In a World That Keeps Shifting, Grit Is What Keeps Us Oriented
- Katie Mead
- 24 hours ago
- 3 min read

In a world that doesn’t seem to be settling, what does it actually mean to stay the course?
We often talk about grit as though it’s a personality trait: something you either have or you don’t, a kind of built-in toughness that helps some people push through while others fall away.
But perhaps the current moment asks something different of us.
It asks not just whether we are tough, but whether we can remain oriented: to what matters, to who we are, and to the direction we are trying to move in, even as the ground continues to shift.
Grit, at its core, is not intensity: it is sustained alignment
Angela Duckworth’s definition still holds:
“Passion and perseverance for long-term goals.”
But what often gets missed is the long-term part; the quiet, repeated returning to something over time, especially when the outcome is uncertain and the motivation is no longer immediate.
“Grit is a marathon, not a sprint.”
This is not about short bursts of effort. Instead, it is about continuity.
Why this matters now is hard to ignore
We are living through prolonged uncertainty - socially, politically, environmentally - and there is no clear endpoint to orient ourselves toward.
In this kind of landscape, quick wins lose their relevance.
What begins to matter instead is:
The ability to stay engaged without guarantees
The willingness to continue without immediate reward
The discipline of returning, again and again, to what matters
Talent may open the door, but effort sustained over time is what allows anything meaningful to take shape.

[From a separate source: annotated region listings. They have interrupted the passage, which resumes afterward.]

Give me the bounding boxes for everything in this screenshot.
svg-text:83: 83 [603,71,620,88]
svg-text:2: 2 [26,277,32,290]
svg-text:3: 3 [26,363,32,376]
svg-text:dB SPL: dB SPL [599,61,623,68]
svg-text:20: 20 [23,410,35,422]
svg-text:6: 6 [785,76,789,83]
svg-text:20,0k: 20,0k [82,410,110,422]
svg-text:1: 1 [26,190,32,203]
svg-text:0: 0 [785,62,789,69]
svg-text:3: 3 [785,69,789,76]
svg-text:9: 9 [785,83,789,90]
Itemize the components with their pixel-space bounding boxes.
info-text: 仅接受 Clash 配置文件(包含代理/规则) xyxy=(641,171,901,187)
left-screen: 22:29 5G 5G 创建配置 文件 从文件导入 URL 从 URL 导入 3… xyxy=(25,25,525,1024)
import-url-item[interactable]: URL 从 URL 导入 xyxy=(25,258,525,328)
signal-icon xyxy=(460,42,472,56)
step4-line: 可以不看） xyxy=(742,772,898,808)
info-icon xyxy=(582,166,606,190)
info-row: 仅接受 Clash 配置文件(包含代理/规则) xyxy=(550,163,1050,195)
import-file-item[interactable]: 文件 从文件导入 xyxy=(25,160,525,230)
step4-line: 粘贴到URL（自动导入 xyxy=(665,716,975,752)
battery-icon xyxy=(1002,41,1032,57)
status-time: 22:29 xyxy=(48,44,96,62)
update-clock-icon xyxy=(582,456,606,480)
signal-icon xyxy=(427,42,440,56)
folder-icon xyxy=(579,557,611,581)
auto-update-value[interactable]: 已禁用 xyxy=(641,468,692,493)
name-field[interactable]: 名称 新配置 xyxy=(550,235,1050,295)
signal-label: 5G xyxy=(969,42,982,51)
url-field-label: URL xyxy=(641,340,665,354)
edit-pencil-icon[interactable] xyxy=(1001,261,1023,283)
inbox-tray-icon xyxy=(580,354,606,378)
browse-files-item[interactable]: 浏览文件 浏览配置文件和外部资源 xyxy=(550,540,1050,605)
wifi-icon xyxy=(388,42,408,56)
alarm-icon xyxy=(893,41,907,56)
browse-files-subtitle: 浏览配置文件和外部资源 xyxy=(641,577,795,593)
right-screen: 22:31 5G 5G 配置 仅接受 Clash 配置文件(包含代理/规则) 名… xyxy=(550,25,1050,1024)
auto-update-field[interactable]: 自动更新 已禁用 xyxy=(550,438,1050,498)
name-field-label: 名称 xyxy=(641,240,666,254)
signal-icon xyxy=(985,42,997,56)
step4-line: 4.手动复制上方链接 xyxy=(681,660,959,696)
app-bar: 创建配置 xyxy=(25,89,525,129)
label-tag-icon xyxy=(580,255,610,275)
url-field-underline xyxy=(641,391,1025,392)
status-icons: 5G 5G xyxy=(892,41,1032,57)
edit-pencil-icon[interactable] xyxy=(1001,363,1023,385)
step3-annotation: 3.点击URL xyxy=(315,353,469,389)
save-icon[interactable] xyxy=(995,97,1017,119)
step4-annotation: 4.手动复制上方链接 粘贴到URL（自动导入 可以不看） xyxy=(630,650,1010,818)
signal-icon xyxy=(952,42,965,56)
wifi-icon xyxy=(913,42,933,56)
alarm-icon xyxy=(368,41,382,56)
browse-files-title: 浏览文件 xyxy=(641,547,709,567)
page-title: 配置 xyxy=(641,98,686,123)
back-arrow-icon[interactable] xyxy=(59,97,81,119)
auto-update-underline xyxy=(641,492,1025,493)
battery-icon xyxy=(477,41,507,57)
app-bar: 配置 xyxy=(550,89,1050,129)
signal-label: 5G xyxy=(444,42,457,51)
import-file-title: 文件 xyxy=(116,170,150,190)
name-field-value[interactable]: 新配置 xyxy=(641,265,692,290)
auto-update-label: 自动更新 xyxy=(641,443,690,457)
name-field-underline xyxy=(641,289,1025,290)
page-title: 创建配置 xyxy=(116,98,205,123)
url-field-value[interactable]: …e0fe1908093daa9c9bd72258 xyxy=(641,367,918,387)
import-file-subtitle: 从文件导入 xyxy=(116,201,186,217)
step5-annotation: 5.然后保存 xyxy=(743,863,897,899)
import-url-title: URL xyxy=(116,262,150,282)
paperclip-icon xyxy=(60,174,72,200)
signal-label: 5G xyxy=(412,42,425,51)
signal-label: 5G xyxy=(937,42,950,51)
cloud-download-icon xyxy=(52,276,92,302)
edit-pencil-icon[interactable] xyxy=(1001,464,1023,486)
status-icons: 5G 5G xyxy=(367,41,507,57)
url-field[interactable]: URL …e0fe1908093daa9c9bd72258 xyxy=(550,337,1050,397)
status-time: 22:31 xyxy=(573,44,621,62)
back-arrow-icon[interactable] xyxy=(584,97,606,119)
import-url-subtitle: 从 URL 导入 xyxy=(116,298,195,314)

But grit without purpose doesn’t hold
It is easy to mistake persistence for endurance alone, and to believe that grit is simply about pushing harder or lasting longer: it isn’t.
It is purpose that stabilizes perseverance.
Without a clear sense of why something matters, effort becomes depleting, but with purpose, that same effort becomes organizing. It gives direction to energy and it creates coherence over time.
And for parents this is not theoretical
Children do not learn grit from instruction; they learn it through observation, i.e. through the patterns we repeat, the ways we respond, and how we hold ourselves when things are difficult.
They are watching how we manage uncertainty far more closely than they are listening to what we say about it.
They see:
Whether we stay committed or withdraw
How we speak to ourselves under pressure
What we do when things don’t go as planned
And from that, they build their own understanding of what it means to persist.
Which brings us to a more difficult question
Not simply: “Are you resilient?” But:
What are you actually committed to over time?
What holds your attention when things feel unstable?
What allows you to return, rather than disengage?
Because grit, if it is going to last, requires self-support
There is a version of grit that looks like grinding: pushing through at all costs, ignoring limits, overriding signals...and that version doesn’t sustain.
The form that does is quieter and more deliberate. It involves:
Regulating rather than forcing
Recommitting rather than criticizing
Staying connected to purpose rather than reacting to pressure
Effort counts twice. Not just in building skill, but in shaping something that actually matters.
Bottom line
In a world that continues to feel unpredictable and, at times, unsteady, grit is less about how hard you push and more about how consistently you can return.
Return to your values. Return to your direction. Return to yourself.